# AiO Wasserkühlung Wartung/ Modding



## S1rVamp (12. Januar 2018)

*AiO Wasserkühlung Wartung/ Modding*

Hi Community,

Ich habe jetzt seit ca. 2 Jahren eine Corsair H100i v2 AiO Wasserkühlung. Meine Frage ist nun ob bei dieser Kühlung möglich ist diese auseinanderzubauen / zu warten (ungeachtet der Herstellergarantie) bzw. man diese so modden könnte, dass man sie warten kann. 
Zweite Frage: Bei welchen aktuellen AiO Modellen ist es überhaupt einfach möglich diese nachzufüllen, zu warten oder sie auseinanderzunehmen?


----------



## claster17 (12. Januar 2018)

*AW: AiO Wasserkühlung Wartung/ Modding*

Die Silentloop lässt sich problemlos zerlegen und man kann auch die Schläuche tauschen und andere Komponenten einbinden. Ob die Pumpe mitmacht, ist was anderes.
Alphacool Eisbaer ist ein System, welches von Grund auf auf Erweiterbarkeit ausgelegt ist.

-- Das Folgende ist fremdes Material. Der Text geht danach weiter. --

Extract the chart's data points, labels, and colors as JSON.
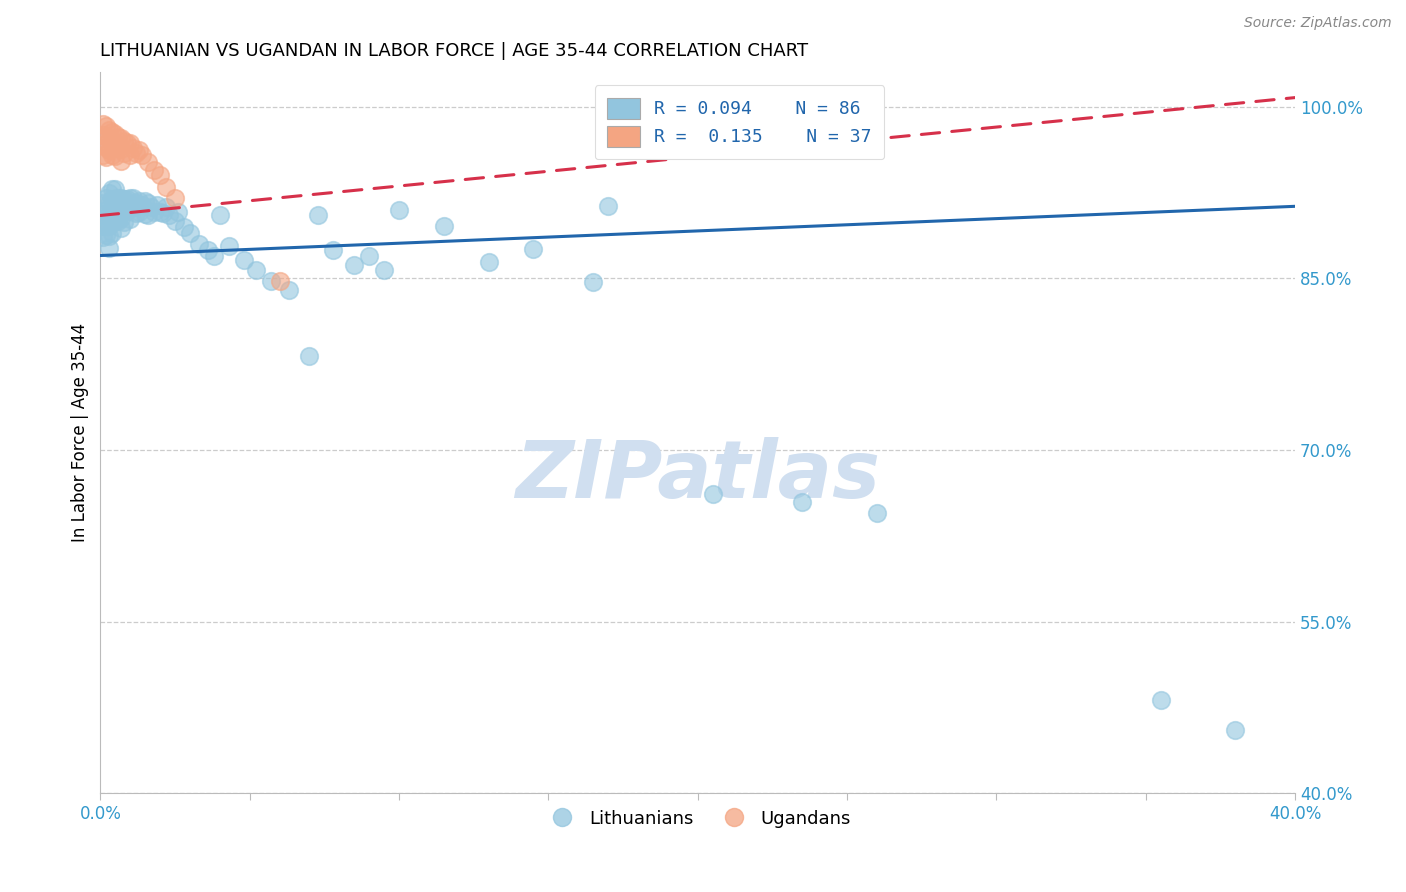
{
  "title": "LITHUANIAN VS UGANDAN IN LABOR FORCE | AGE 35-44 CORRELATION CHART",
  "source": "Source: ZipAtlas.com",
  "ylabel": "In Labor Force | Age 35-44",
  "xlabel": "",
  "xlim": [
    0.0,
    0.4
  ],
  "ylim": [
    0.4,
    1.03
  ],
  "yticks": [
    0.4,
    0.55,
    0.7,
    0.85,
    1.0
  ],
  "xticks": [
    0.0,
    0.05,
    0.1,
    0.15,
    0.2,
    0.25,
    0.3,
    0.35,
    0.4
  ],
  "ytick_labels": [
    "40.0%",
    "55.0%",
    "70.0%",
    "85.0%",
    "100.0%"
  ],
  "blue_color": "#92c5de",
  "pink_color": "#f4a582",
  "blue_line_color": "#2166ac",
  "pink_line_color": "#d6304a",
  "watermark_color": "#d0dff0",
  "blue_line_y0": 0.87,
  "blue_line_y1": 0.913,
  "pink_line_y0": 0.905,
  "pink_line_y1": 1.008,
  "blue_scatter_x": [
    0.001,
    0.001,
    0.001,
    0.001,
    0.002,
    0.002,
    0.002,
    0.002,
    0.002,
    0.003,
    0.003,
    0.003,
    0.003,
    0.003,
    0.003,
    0.004,
    0.004,
    0.004,
    0.004,
    0.004,
    0.005,
    0.005,
    0.005,
    0.005,
    0.006,
    0.006,
    0.006,
    0.007,
    0.007,
    0.007,
    0.007,
    0.008,
    0.008,
    0.008,
    0.009,
    0.009,
    0.01,
    0.01,
    0.01,
    0.011,
    0.011,
    0.012,
    0.012,
    0.013,
    0.013,
    0.014,
    0.015,
    0.015,
    0.016,
    0.016,
    0.017,
    0.018,
    0.019,
    0.02,
    0.021,
    0.022,
    0.023,
    0.025,
    0.026,
    0.028,
    0.03,
    0.033,
    0.036,
    0.038,
    0.04,
    0.043,
    0.048,
    0.052,
    0.057,
    0.063,
    0.07,
    0.073,
    0.078,
    0.085,
    0.09,
    0.095,
    0.1,
    0.115,
    0.13,
    0.145,
    0.165,
    0.17,
    0.205,
    0.235,
    0.26,
    0.355,
    0.38
  ],
  "blue_scatter_y": [
    0.916,
    0.906,
    0.896,
    0.886,
    0.92,
    0.91,
    0.903,
    0.896,
    0.888,
    0.925,
    0.916,
    0.906,
    0.896,
    0.887,
    0.877,
    0.928,
    0.919,
    0.91,
    0.899,
    0.89,
    0.928,
    0.919,
    0.91,
    0.9,
    0.92,
    0.912,
    0.9,
    0.92,
    0.912,
    0.903,
    0.894,
    0.919,
    0.909,
    0.899,
    0.919,
    0.909,
    0.92,
    0.912,
    0.902,
    0.92,
    0.912,
    0.916,
    0.907,
    0.918,
    0.908,
    0.914,
    0.918,
    0.906,
    0.916,
    0.905,
    0.912,
    0.908,
    0.914,
    0.908,
    0.907,
    0.912,
    0.905,
    0.9,
    0.908,
    0.895,
    0.89,
    0.88,
    0.875,
    0.87,
    0.905,
    0.878,
    0.866,
    0.857,
    0.848,
    0.84,
    0.782,
    0.905,
    0.875,
    0.862,
    0.87,
    0.857,
    0.91,
    0.896,
    0.864,
    0.876,
    0.847,
    0.913,
    0.662,
    0.655,
    0.645,
    0.482,
    0.455
  ],
  "pink_scatter_x": [
    0.001,
    0.001,
    0.001,
    0.001,
    0.002,
    0.002,
    0.002,
    0.002,
    0.003,
    0.003,
    0.003,
    0.004,
    0.004,
    0.004,
    0.005,
    0.005,
    0.005,
    0.006,
    0.006,
    0.007,
    0.007,
    0.007,
    0.008,
    0.008,
    0.009,
    0.01,
    0.01,
    0.011,
    0.012,
    0.013,
    0.014,
    0.016,
    0.018,
    0.02,
    0.022,
    0.025,
    0.06
  ],
  "pink_scatter_y": [
    0.985,
    0.975,
    0.967,
    0.958,
    0.983,
    0.974,
    0.965,
    0.956,
    0.98,
    0.972,
    0.962,
    0.978,
    0.968,
    0.958,
    0.976,
    0.967,
    0.957,
    0.974,
    0.964,
    0.973,
    0.963,
    0.953,
    0.97,
    0.96,
    0.968,
    0.968,
    0.958,
    0.964,
    0.96,
    0.962,
    0.958,
    0.952,
    0.945,
    0.94,
    0.93,
    0.92,
    0.848
  ]
}
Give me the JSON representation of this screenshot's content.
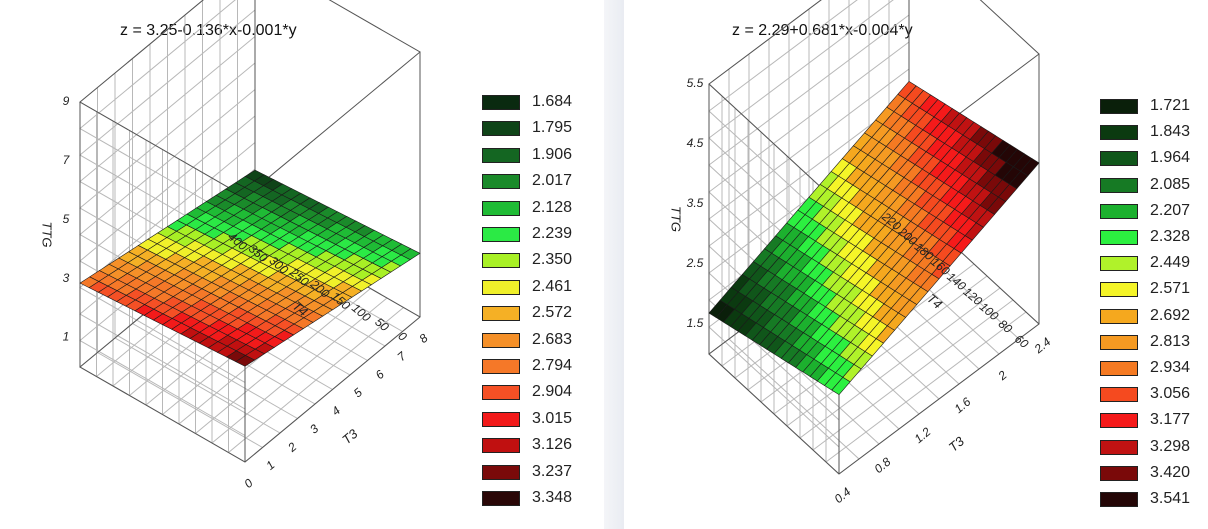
{
  "chart_data": [
    {
      "type": "surface3d",
      "title": "z = 3.25-0.136*x-0.001*y",
      "xlabel": "T3",
      "ylabel": "T4",
      "zlabel": "TTG",
      "x_ticks": [
        "0",
        "1",
        "2",
        "3",
        "4",
        "5",
        "6",
        "7",
        "8"
      ],
      "y_ticks": [
        "0",
        "50",
        "100",
        "150",
        "200",
        "250",
        "300",
        "350",
        "400"
      ],
      "z_ticks": [
        "1",
        "3",
        "5",
        "7",
        "9"
      ],
      "xlim": [
        0,
        8
      ],
      "ylim": [
        0,
        400
      ],
      "zlim": [
        0,
        9
      ],
      "surface": {
        "intercept": 3.25,
        "x_coef": -0.136,
        "y_coef": -0.001
      },
      "legend": {
        "placement": "right",
        "items": [
          {
            "label": "1.684",
            "color": "#0a2a10"
          },
          {
            "label": "1.795",
            "color": "#0f4418"
          },
          {
            "label": "1.906",
            "color": "#146622"
          },
          {
            "label": "2.017",
            "color": "#1a8a2a"
          },
          {
            "label": "2.128",
            "color": "#1fbb35"
          },
          {
            "label": "2.239",
            "color": "#2bea45"
          },
          {
            "label": "2.350",
            "color": "#a8f025"
          },
          {
            "label": "2.461",
            "color": "#f0f02a"
          },
          {
            "label": "2.572",
            "color": "#f5b025"
          },
          {
            "label": "2.683",
            "color": "#f59028"
          },
          {
            "label": "2.794",
            "color": "#f57828"
          },
          {
            "label": "2.904",
            "color": "#f55025"
          },
          {
            "label": "3.015",
            "color": "#f21a1a"
          },
          {
            "label": "3.126",
            "color": "#c01010"
          },
          {
            "label": "3.237",
            "color": "#7a0a0a"
          },
          {
            "label": "3.348",
            "color": "#2a0707"
          }
        ]
      }
    },
    {
      "type": "surface3d",
      "title": "z = 2.29+0.681*x-0.004*y",
      "xlabel": "T3",
      "ylabel": "T4",
      "zlabel": "TTG",
      "x_ticks": [
        "0.4",
        "0.8",
        "1.2",
        "1.6",
        "2",
        "2.4"
      ],
      "y_ticks": [
        "60",
        "80",
        "100",
        "120",
        "140",
        "160",
        "180",
        "200",
        "220"
      ],
      "z_ticks": [
        "1.5",
        "2.5",
        "3.5",
        "4.5",
        "5.5"
      ],
      "xlim": [
        0.4,
        2.4
      ],
      "ylim": [
        60,
        220
      ],
      "zlim": [
        1.0,
        5.5
      ],
      "surface": {
        "intercept": 2.29,
        "x_coef": 0.681,
        "y_coef": -0.004
      },
      "legend": {
        "placement": "right",
        "items": [
          {
            "label": "1.721",
            "color": "#0a1f0a"
          },
          {
            "label": "1.843",
            "color": "#0b3a10"
          },
          {
            "label": "1.964",
            "color": "#10561a"
          },
          {
            "label": "2.085",
            "color": "#167a24"
          },
          {
            "label": "2.207",
            "color": "#1cb02e"
          },
          {
            "label": "2.328",
            "color": "#2cf040"
          },
          {
            "label": "2.449",
            "color": "#b0f22a"
          },
          {
            "label": "2.571",
            "color": "#f5f528"
          },
          {
            "label": "2.692",
            "color": "#f5a81e"
          },
          {
            "label": "2.813",
            "color": "#f59a22"
          },
          {
            "label": "2.934",
            "color": "#f57a22"
          },
          {
            "label": "3.056",
            "color": "#f54a1f"
          },
          {
            "label": "3.177",
            "color": "#f51a1a"
          },
          {
            "label": "3.298",
            "color": "#c01212"
          },
          {
            "label": "3.420",
            "color": "#7a0909"
          },
          {
            "label": "3.541",
            "color": "#240606"
          }
        ]
      }
    }
  ]
}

Es gäbe noch die Celsius Reihe von Fractal Design, aber da ist es nicht empfehlenswert, weil die einen Kupferblock mit einem Aluradiator kombiniert.


----------



## Grestorn (12. Januar 2018)

*AW: AiO Wasserkühlung Wartung/ Modding*

Wieso willst Du die warten? Das praktische an AiOs ist doch, dass sie eben wartungsfrei sind.


----------



## S1rVamp (12. Januar 2018)

*AW: AiO Wasserkühlung Wartung/ Modding*

erstmal danke für die antworten 
Ich habe bereits videos und berichte gesehen wo AiOs nach einigen jahren an leistung verlieren (durch verdunstung der flüssigkeit oder ablagerungen).


----------



## razzor1984 (13. Januar 2018)

*AW: AiO Wasserkühlung Wartung/ Modding*



S1rVamp schrieb:


> Hi Community,
> 
> Ich habe jetzt seit ca. 2 Jahren eine Corsair H100i v2 AiO Wasserkühlung. Meine Frage ist nun ob bei dieser Kühlung möglich ist diese auseinanderzubauen / zu warten (ungeachtet der Herstellergarantie) bzw. man diese so modden könnte, dass man sie warten kann.


War es dir anfänglich klar, dass eine AIO quasi ein Einwegprdodukt ist?
Die Problematik, wenn man modden wil ist, passende Anschlüsse zu bekommen(tüllen).Mann kann kreative werden mit kabelbinder, nur das sollte ja auch alles Dicht sein .....
(Die Problematik von ALU und Kupfer ich Kreislauf ist auch mehr als bedenklich)


S1rVamp schrieb:


> Hi Community,
> Zweite Frage: Bei welchen aktuellen AiO Modellen ist es überhaupt einfach möglich diese nachzufüllen, zu warten oder sie auseinanderzunehmen?



Silentloop bzw die Eisbär, nur ließtman  besonders von der Silentloop in letzter Zeit von Probleme in der Pumpe(Luft im system - nach längerer zeit Pumpengeräusche)
Wenn man ruhe haben will, dann Custom Loop


----------